I walked away from the experience with the lingering question...... Who is taking care of the children? As I traveled back to the states, all I could think about was getting back to Kenya. I made it back to Kenya at the end of 2007 and then again in 2008, just after the post-election violence hit the country and took the lives of over 1000 people. As I watched the post-election violence unfold on the news, I just kept thinking about the children.
I made several trips over the course of the next few years. On each trip I went to Nyallenda, and with the help of some people from a local community center, I was able to track down some of the kids I met on the first few trips. At first it was hard to know how to help. I started by funding a feeding program and buying shoes and school uniforms for kids. It was difficult to know what to do for kids who had so much need. But, with a lot of help and a lot of prayer.... a plan started to emerge.

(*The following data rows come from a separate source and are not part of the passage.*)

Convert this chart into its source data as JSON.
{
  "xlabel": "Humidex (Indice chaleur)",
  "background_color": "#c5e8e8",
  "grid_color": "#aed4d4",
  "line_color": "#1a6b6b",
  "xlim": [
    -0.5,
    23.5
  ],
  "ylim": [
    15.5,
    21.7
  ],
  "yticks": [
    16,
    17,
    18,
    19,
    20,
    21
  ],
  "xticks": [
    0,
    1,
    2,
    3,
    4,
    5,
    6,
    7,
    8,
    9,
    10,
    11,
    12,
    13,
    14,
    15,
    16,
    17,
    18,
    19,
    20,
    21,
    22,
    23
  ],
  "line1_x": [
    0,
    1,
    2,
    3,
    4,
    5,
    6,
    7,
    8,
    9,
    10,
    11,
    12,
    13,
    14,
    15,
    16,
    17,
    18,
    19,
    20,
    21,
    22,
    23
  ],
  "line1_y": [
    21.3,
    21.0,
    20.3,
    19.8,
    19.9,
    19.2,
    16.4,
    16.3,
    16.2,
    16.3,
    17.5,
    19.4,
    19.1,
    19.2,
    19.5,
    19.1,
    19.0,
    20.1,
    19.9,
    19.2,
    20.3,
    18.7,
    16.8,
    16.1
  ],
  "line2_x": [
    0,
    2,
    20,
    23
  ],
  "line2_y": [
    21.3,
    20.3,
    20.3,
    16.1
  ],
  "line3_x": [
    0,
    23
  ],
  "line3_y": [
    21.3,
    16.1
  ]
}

In those early days I learned a lot. I learned that poverty has a way of stripping people of dignity and the basic things they need to live. Food, shelter, education, health care and family. I decided that the best way to do that was to start addressing the areas where basic things had been stripped away. Some of the kids needed a safe place to live. Other kids were not eating regularly. Some were being used to raise foreign aid by members of their own community. All of the kids needed a chance to go to a good school. Many of them were HIV positive and all of them were fighting bouts of malaria and typhoid and needed health care.
In the beginning, I tried the group-home approach but learned quickly that in most cases, children do better when they live with their families. So we scrapped that idea and started looking for ways to help kids live with family members in the community. In most cases we have been able to find family members. When that is not possible we have been fortunate enough to find families willing to foster kids. One of the amazing l things that has come from the project is that the kids have started to have a sense of family and community when they are together. They celebrate each others' accomplishments and comfort each other through the hard times. It is a beautiful by-product of the project.
We currently have 40 children enrolled in the program. Some of the kids are HIV positive and some of the kids have lost their parents to AIDS. We will see our first round of kids graduate from high school in December of 2017 and our first vocational school graduate in November of 2017. Being involved in TTI and in the lives of the children we serve has been a privilege. I don't have words to describe how amazing it is to watch as the kids grow up, gain ground and start to thrive in life.